Oral rilzabrutinib was administered at starting doses of 200 mg once daily, 400 mg once daily, 300 mg twice daily, or 400 mg twice daily. Intra-patient dose escalation was permitted every 4 weeks, as were stable doses of concomitant corticosteroids and thrombopoietin receptor agonists.
Of the 36 patients who had been treated with rilzabrutinib for at least 12 weeks by the time of data presentation, 18 (50%) achieved the study’s primary endpoint. Thirteen of the 26 patients who received the highest dose of rilzabrutinib (400 mg twice daily) achieved the primary endpoint.
Responses were achieved early, with more than half of patients reaching the primary endpoint by week 4 of treatment and maintained it over time, the authors reported. The benefit appeared to be consistent across subgroups, including in heavily pretreated patients (≥4 prior therapies), in those who received rilzabrutinib as a monotherapy, and in those who received concomitant therapy.

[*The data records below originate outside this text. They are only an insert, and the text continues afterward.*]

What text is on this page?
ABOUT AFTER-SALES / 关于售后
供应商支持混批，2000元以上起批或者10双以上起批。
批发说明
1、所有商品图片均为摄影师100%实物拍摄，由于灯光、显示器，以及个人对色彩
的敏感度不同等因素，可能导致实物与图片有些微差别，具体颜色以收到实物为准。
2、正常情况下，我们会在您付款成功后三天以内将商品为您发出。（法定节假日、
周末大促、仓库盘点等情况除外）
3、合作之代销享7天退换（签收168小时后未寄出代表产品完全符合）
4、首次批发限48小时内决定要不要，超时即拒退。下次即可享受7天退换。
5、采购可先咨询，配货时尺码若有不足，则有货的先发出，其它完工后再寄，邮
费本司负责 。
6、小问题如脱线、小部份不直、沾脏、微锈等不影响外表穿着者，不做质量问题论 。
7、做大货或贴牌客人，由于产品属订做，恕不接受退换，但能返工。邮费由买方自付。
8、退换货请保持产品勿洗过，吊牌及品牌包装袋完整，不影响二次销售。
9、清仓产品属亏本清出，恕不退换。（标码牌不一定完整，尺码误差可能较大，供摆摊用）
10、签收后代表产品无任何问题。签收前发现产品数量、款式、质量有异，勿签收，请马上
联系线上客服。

Twenty-one patients (45%) experienced treatment-related AEs, all of which were grade 1/2 and transient. These included diarrhea (34%), nausea (28%), and fatigue (13%). No dose-limiting toxicities, treatment-related bleeding events, or thrombotic events were reported.

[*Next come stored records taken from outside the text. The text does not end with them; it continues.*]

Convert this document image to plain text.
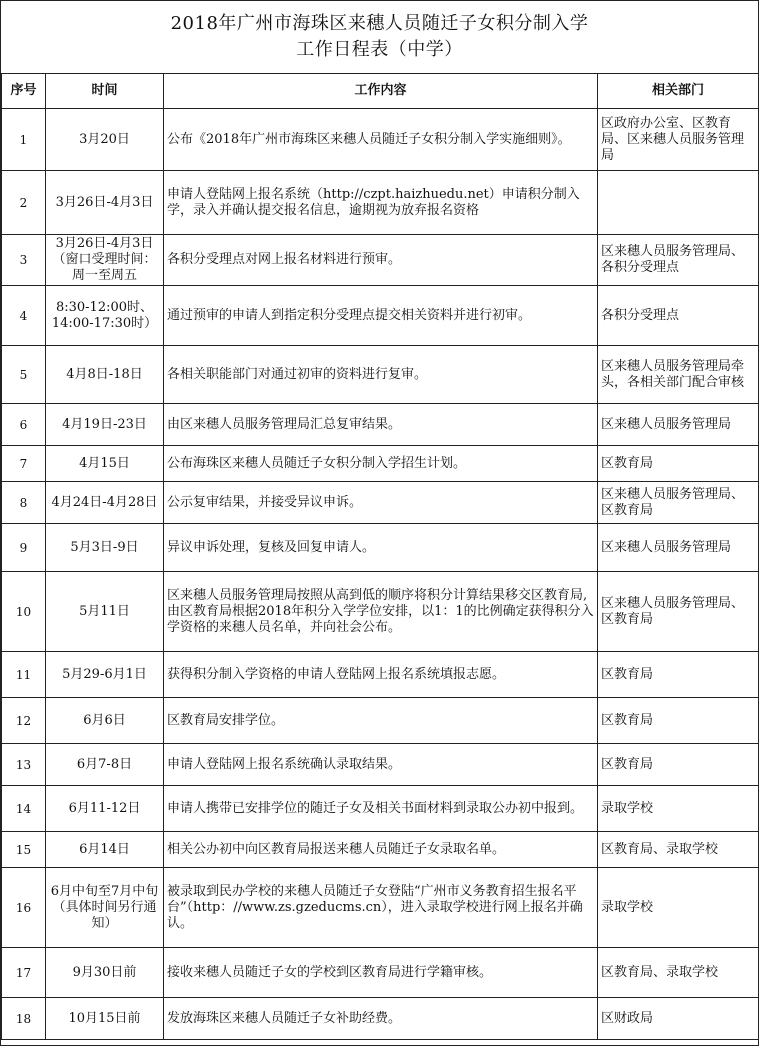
2018年广州市海珠区来穗人员随迁子女积分制入学
工作日程表（中学）
序号	时间	工作内容	相关部门
1	3月20日	公布《2018年广州市海珠区来穗人员随迁子女积分制入学实施细则》。	区政府办公室、区教育局、区来穗人员服务管理局
2	3月26日-4月3日	申请人登陆网上报名系统（http://czpt.haizhuedu.net）申请积分制入学，录入并确认提交报名信息，逾期视为放弃报名资格	
3	3月26日-4月3日（窗口受理时间：周一至周五	各积分受理点对网上报名材料进行预审。	区来穗人员服务管理局、各积分受理点
4	8:30-12:00时、14:00-17:30时）	通过预审的申请人到指定积分受理点提交相关资料并进行初审。	各积分受理点
5	4月8日-18日	各相关职能部门对通过初审的资料进行复审。	区来穗人员服务管理局牵头，各相关部门配合审核
6	4月19日-23日	由区来穗人员服务管理局汇总复审结果。	区来穗人员服务管理局
7	4月15日	公布海珠区来穗人员随迁子女积分制入学招生计划。	区教育局
8	4月24日-4月28日	公示复审结果，并接受异议申诉。	区来穗人员服务管理局、区教育局
9	5月3日-9日	异议申诉处理，复核及回复申请人。	区来穗人员服务管理局
10	5月11日	区来穗人员服务管理局按照从高到低的顺序将积分计算结果移交区教育局,由区教育局根据2018年积分入学学位安排，以1：1的比例确定获得积分入学资格的来穗人员名单，并向社会公布。	区来穗人员服务管理局、区教育局
11	5月29-6月1日	获得积分制入学资格的申请人登陆网上报名系统填报志愿。	区教育局
12	6月6日	区教育局安排学位。	区教育局
13	6月7-8日	申请人登陆网上报名系统确认录取结果。	区教育局
14	6月11-12日	申请人携带已安排学位的随迁子女及相关书面材料到录取公办初中报到。	录取学校
15	6月14日	相关公办初中向区教育局报送来穗人员随迁子女录取名单。	区教育局、录取学校
16	6月中旬至7月中旬（具体时间另行通知）	被录取到民办学校的来穗人员随迁子女登陆“广州市义务教育招生报名平台”（http：//www.zs.gzeducms.cn），进入录取学校进行网上报名并确认。	录取学校
17	9月30日前	接收来穗人员随迁子女的学校到区教育局进行学籍审核。	区教育局、录取学校
18	10月15日前	发放海珠区来穗人员随迁子女补助经费。	区财政局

The findings are limited by the small patient population and short follow-up. Dr. Kuter said that enrollment in the 400-mg twice-daily group is continuing to further characterize the magnitude and durability of clinical benefit.
Study authors report relationships with Rigel Pharmaceuticals, the manufacturer of fostamatinib, and Principal Bio, the manufacturer of rilzabrutinib.
- Cooper N, Ghanima W, Hill Q, et al. Second-line therapy for immune thrombocytopenia with the spleen tyrosine kinase inhibitor fostamatinib. Abstract EP1625. Presented as part of EHA25 Virtual, June 12, 2020.
- Kuter DJ, Boccia RV, Lee E-J, et al. Safety and efficacy of rilzabrutinib (PRN1008), an oral Bruton tyrosine kinase inhibitor, in relapsed/refractory patients with primary or secondary immune thrombocytopenia: phase I/II adaptive study. Abstract EPS316. Presented as part of EHA25 Virtual, June 12, 2020.